NABU und Anti-Atom-Gruppen für gemeinsames Vorgehen

Stromnetz Ausbau© Thomas Aumann / Fotolia.com
Sollte bei den Konsensverhandlungen kein zügiger Atomausstieg vereinbart werden, will der Naturschutzbund NABU gemeinsam mit Anti-Atom-Gruppen den Ausstieg durch verstärkten gesellschaftlichen Druck herbeiführen. Auf einer Pressekonferenz mit Vertretern der Bürgerinitiative Umweltschutz Lüchow-Dannenberg, der Arbeitsgemeinschaft Schacht Konrad und der Aktion "x-tausendmal quer überall", warnte NABU-Präsident Jochen Flasbarth gestern in Hannover Bundesregierung und Atomindustrie davor, den Druck zu unterschätzen,
den die Umweltbewegung aufzubauen in der Lage sei.



"Alles deutet darauf hin, dass von Bundesregierung und Atomindustrie AKW-Laufzeiten angestrebt werden, die für den NABU nicht akzeptabel sind. Uns bleibt dann nichts anderes übrig als mitzuhelfen, den Ausstieg über eine Verstopfung der Entsorgungswege zu beschleunigen", so Flasbarth. Er sicherte Jochen Stay von "x-tausendmal quer überall" bei dieser Strategie Unterstützung zu. "Die Konsensverhandlungspartner sollen nicht glauben, sie hätten es bei den anstehenden Atomtransporten nur mit dem Protest einzelner Gruppen an den Standorten zu tun."

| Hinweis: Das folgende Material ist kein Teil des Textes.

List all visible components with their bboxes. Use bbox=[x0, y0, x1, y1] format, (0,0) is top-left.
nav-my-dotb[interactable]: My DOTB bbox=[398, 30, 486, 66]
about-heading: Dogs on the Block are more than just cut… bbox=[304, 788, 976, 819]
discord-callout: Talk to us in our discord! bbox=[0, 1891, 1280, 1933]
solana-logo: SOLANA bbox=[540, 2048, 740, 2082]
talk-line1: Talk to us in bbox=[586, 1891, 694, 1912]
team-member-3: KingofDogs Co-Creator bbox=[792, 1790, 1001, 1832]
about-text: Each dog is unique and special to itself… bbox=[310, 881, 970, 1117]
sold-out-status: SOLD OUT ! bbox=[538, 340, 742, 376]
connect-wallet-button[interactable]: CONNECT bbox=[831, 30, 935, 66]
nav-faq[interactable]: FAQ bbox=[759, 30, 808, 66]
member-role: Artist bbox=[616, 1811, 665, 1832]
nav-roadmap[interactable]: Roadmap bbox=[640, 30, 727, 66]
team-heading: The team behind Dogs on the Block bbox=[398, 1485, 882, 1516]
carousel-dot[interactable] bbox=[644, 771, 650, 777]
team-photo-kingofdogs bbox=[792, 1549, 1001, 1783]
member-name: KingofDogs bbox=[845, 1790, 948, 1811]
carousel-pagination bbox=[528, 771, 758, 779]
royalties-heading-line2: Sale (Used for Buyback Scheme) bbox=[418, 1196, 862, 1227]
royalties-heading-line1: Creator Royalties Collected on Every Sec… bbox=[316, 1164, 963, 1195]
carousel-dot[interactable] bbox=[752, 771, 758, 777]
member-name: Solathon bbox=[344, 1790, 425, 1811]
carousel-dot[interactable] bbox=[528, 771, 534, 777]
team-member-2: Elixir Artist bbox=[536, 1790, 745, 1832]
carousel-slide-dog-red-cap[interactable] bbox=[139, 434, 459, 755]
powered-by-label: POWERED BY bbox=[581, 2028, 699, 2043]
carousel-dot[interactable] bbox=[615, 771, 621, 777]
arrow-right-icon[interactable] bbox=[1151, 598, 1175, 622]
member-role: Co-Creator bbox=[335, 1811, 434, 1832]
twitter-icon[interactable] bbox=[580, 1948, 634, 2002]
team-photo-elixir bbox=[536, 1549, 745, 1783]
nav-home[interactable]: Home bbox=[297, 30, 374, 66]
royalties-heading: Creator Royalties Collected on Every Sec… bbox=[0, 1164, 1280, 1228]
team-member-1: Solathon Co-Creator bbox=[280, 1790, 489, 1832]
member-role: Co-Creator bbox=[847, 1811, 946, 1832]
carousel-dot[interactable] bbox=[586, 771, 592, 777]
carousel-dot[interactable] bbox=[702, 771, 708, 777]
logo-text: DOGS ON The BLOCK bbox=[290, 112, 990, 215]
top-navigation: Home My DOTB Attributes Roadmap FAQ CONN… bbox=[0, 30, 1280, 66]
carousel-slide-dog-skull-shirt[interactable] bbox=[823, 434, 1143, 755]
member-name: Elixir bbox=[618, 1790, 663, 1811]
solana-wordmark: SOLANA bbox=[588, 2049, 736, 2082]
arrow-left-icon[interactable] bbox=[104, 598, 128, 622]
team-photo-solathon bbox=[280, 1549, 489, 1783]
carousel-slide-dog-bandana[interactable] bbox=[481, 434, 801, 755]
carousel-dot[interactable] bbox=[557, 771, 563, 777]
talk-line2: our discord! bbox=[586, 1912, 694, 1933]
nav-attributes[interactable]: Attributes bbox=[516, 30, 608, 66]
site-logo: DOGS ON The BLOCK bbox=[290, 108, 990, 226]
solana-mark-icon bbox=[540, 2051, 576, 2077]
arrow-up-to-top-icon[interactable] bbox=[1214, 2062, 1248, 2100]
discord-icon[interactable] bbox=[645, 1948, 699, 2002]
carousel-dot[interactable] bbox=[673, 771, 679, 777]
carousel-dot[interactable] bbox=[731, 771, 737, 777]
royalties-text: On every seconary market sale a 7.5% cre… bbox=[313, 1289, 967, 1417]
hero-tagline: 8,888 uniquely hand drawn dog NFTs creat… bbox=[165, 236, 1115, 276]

Auch den sich abzeichnenden Genehmigungen von Atomanlagen erteilt der NABU eine klare Absage. "Es kann doch nicht sein, dass es unter der alten Bundesregierung über viele Jahre gelungen ist, Verfahren hinauszuzögern, und kaum ist Rot-Grün am Ruder, schon wird genehmigt", erklärte Jochen Flasbarth mit Blick auf das seit siebzehn Jahren laufende Planfeststellungsverfahren Schacht Konrad. Peter Dickel, Vertreter der Arbeitsgemeinschaft Schacht Konrad und der NABU-Präsident waren sich einig, dass Schacht Konrad als Endlager für
schwach- und mittelaktive Abfälle nicht genehmigungsfähig ist. Zahlreiche Sicherheitsbedenken seien nicht ausgeräumt worden. Beide forderten Bundesumweltminister Trittin auf, die von seinen Amtsvorgängern erteilten Weisungen zum Konrad-Verfahren zurückzunehmen. Dann sei der Weg für einen negativen Planfeststellungsbeschluss frei.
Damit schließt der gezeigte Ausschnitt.